Friday, March 7, 2008

Evolution: The 800-pound Gorilla

In what has portent for every Board of Education in the United States, the Florida State Board of Education recently tossed a banana to scientists who affirm that Darwin’s theory makes sense. Florida teachers are now required to teach the theory, and call it just that, as well they should.
Evolution has hung around 150 years and been extolled or excoriated by scientists of all stripe. Those who proclaim its validity, conveniently overlook magnificent flaws in the theory. But they should be heard. And their arguments weighed.
On the flip side, many of those who go ballistic over the concept, do so–not because they are onto the scientific waffling of the theory–but because it conflicts with their religious beliefs. That discussion has no place in any science classroom.
Kids need to know a theory as grand as evolution. They need to know how Darwin cranked it up and the evidence he saw that seemed to convince him to speculate that we evolved from that first cell of life, in some primordial soup. Followed by his speculation that living species changed over time.
They also need to know that the theory of evolution poses some scientific gaps that currently seem unbridgeable, for teaching the theory without teaching its shortcomings is proselytizing, not teaching.
The gnawing questions about the theory are legion: How did that first cell of life pop up from five inorganic elements? Life requires information. The smallest cell of life contains as much information as the New York City Public Library (52 million volumes). This, in a cell so small we cannot see it. No known science can show how information can create itself, which that first little bugger had to do.
How does a lizard (cold-blooded, lays eggs) become a rat (warm-blooded, gives birth)? In essence, if a rat evolved from a lizard there’s a hold-the-phone moment in the whole process: How does a half rat/half lizard reproduce?
Where is proof of a single evolved species? Every so-called ‘evolved’ species is only speculated to have evolved. Scientists have every right to speculate at will; but they have an obligation to call guesswork what it truly is. Some find it difficult to believe that whales ‘evolved’ from polar bears. And germs that lose their ability to respond to penicillin, for example, are not a new species—merely a defective species that will return to form later.
Just where is the fossil trail? The ‘Cambrian Explosion’ is an era when suddenly fossil layers are found in the subsoil. But there’s a problem: Those fossil critters are fully developed, not little fellers on their way somewhere. Where are the beginners?
And, yes, it always comes to this: Where is the missing link? Darwin himself shook his head over those horrendous chasms, as he called them, gaps that have not been bridged in the 150 years since. Maybe someday those gaps will be filled with solid science; but certainly not today.
None of the supposed missing links–Nebraska Man, Java Man, Peking Man, et al.--actually steps up to the evolutionary plate and hits a homer. Even poor little Lucy’s knee was found 2 miles away and 200 feet deeper in the ground. Seems like quite a stretch there. For all we know, Lucy may well have been Lucifer.
Science is all about questioning and Florida science teachers, as well as their colleagues nationwide, should teach the substance of the theory of evolution. Teaching about the theory is no more anti-religious than is teaching the many ways in which human beings reach out to various altars of higher powers.
Learning does not corrupt. It’s people who do.

Tuesday, March 4, 2008

How can angels be so noisy?


She was first, Anna Babette, interestingly named for ancestors on both sides of her tree. The singsong phrase rolled out easily: "Anna Babette, Anna Babette, Ask for angel and she's what you get."
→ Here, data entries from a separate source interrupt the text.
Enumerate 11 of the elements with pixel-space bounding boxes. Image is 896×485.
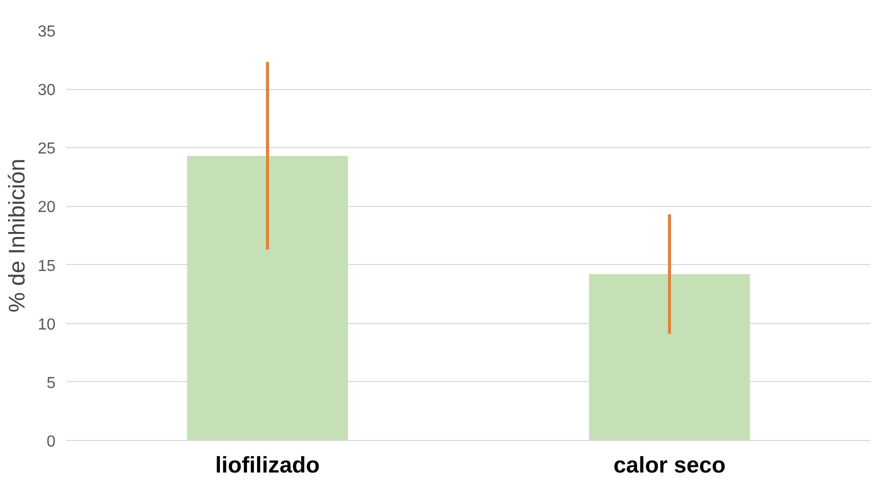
y-tick-label: 0	[46, 434, 56, 450]
y-tick-label: 35	[38, 24, 56, 40]
y-tick-label: 5	[46, 374, 56, 392]
y-tick-label: 20	[38, 199, 56, 216]
y-tick-label: 15	[38, 258, 56, 275]
y-tick-label: 10	[38, 316, 56, 334]
x-tick-label: liofilizado	[215, 452, 320, 478]
x-tick-label: calor seco	[613, 452, 726, 478]
y-tick-label: 30	[38, 82, 56, 100]
y-axis-title: % de Inhibición	[4, 158, 30, 312]
y-tick-label: 25	[38, 140, 56, 158]
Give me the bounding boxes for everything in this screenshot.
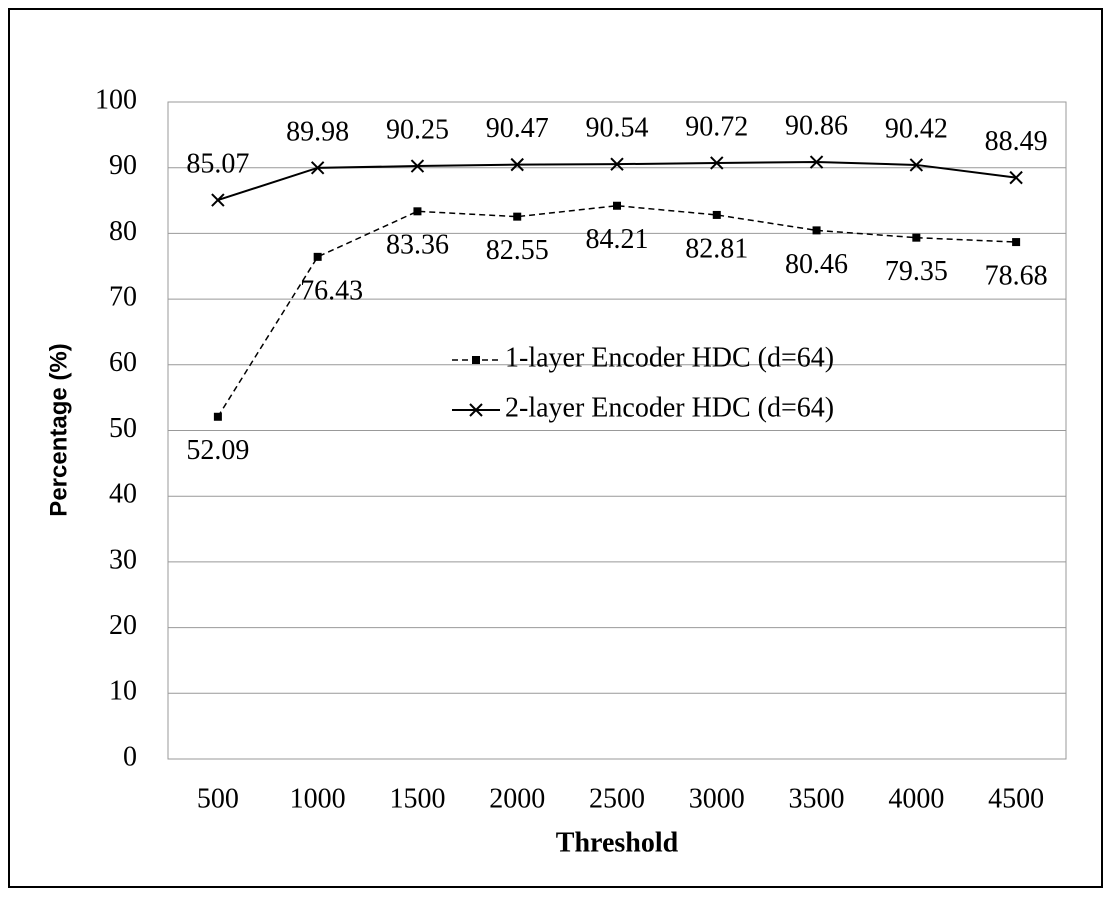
marker [812,226,821,235]
y-tick-label: 70 [109,282,137,313]
y-tick-label: 60 [109,347,137,378]
x-tick-label: 3500 [789,783,845,814]
x-axis-title: Threshold [556,827,679,858]
x-tick-label: 1000 [290,783,346,814]
marker [809,155,824,169]
data-label: 76.43 [300,275,363,306]
data-label: 90.54 [586,113,649,144]
data-label: 90.47 [486,113,549,144]
data-label: 88.49 [985,126,1048,157]
marker [909,158,924,172]
x-tick-label: 4500 [988,783,1044,814]
marker [413,207,422,216]
y-tick-label: 30 [109,544,137,575]
legend-marker [469,403,483,417]
legend-label: 2-layer Encoder HDC (d=64) [505,392,834,423]
x-tick-label: 4000 [888,783,944,814]
marker [1012,238,1021,247]
data-label: 90.25 [386,114,449,145]
y-tick-label: 50 [109,413,137,444]
marker [610,157,624,171]
data-label: 85.07 [186,149,249,180]
x-tick-label: 500 [197,783,239,814]
data-label: 82.55 [486,235,549,266]
x-tick-label: 2500 [589,783,645,814]
marker [912,233,921,242]
marker [310,161,325,175]
y-tick-label: 80 [109,216,137,247]
marker [513,212,522,221]
data-label: 82.81 [685,233,748,264]
marker [710,156,724,170]
legend-label: 1-layer Encoder HDC (d=64) [505,342,834,373]
x-tick-label: 1500 [389,783,445,814]
marker [410,159,425,173]
marker [510,157,524,172]
data-label: 90.86 [785,110,848,141]
marker [712,210,721,219]
x-tick-label: 3000 [689,783,745,814]
data-label: 78.68 [985,260,1048,291]
plot-border [167,101,1067,760]
legend-marker [472,356,480,364]
y-tick-label: 10 [109,676,137,707]
data-label: 90.72 [685,111,748,142]
y-tick-label: 40 [109,479,137,510]
y-tick-label: 90 [109,150,137,181]
data-label: 52.09 [186,435,249,466]
marker [211,193,225,207]
y-tick-label: 20 [109,610,137,641]
data-label: 80.46 [785,249,848,280]
y-axis-title: Percentage (%) [45,343,72,516]
frame [8,8,1103,888]
data-label: 89.98 [286,116,349,147]
data-label: 90.42 [885,113,948,144]
y-tick-label: 0 [123,741,137,772]
series-line [217,204,1017,418]
marker [313,252,322,261]
y-tick-label: 100 [95,84,137,115]
data-label: 79.35 [885,256,948,287]
marker [213,412,222,421]
data-label: 84.21 [586,224,649,255]
marker [613,201,621,210]
x-tick-label: 2000 [489,783,545,814]
marker [1009,170,1023,185]
data-label: 83.36 [386,230,449,261]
And then Howie thumped onto the scene. At age three, he sidled up to me and with a knowing grin said, "Call me Bubbie." I swore I would as soon as I could stop laughing.

They're older now at 6 and 4, which merely gives them greater mobility and imagination to construct lairs of chairs and blankets, Leggo structures that match devious plans swirling in their brilliant little brains, and to swat one another as the occasion demands. It seems, occasions are indeed demanding.

They visited us these past few days at what they call our 'Beach House' which is a full mile and many millions of dollars removed from the true Atlantic Beach in Ponte Vedra Beach, outside of JAX. Google Earth says we're seven full feet above sea level, a perfect target for a tsunami swoosh.

Their visit was a mix of pandemonium and hugs. Grins and grimaces. Treats and tricks.

It was a love fest that worked both ways and, as we waved goodbye to flailing little arms driving off to their nest, we thanked God for their parents who taught them to say their prayers and put their trust where it belongs.

Grandmas and Grandpas come and go. But these cherubs, who will pick up where we left off, have their heads on straight because their parents do, as well. Life is indeed good.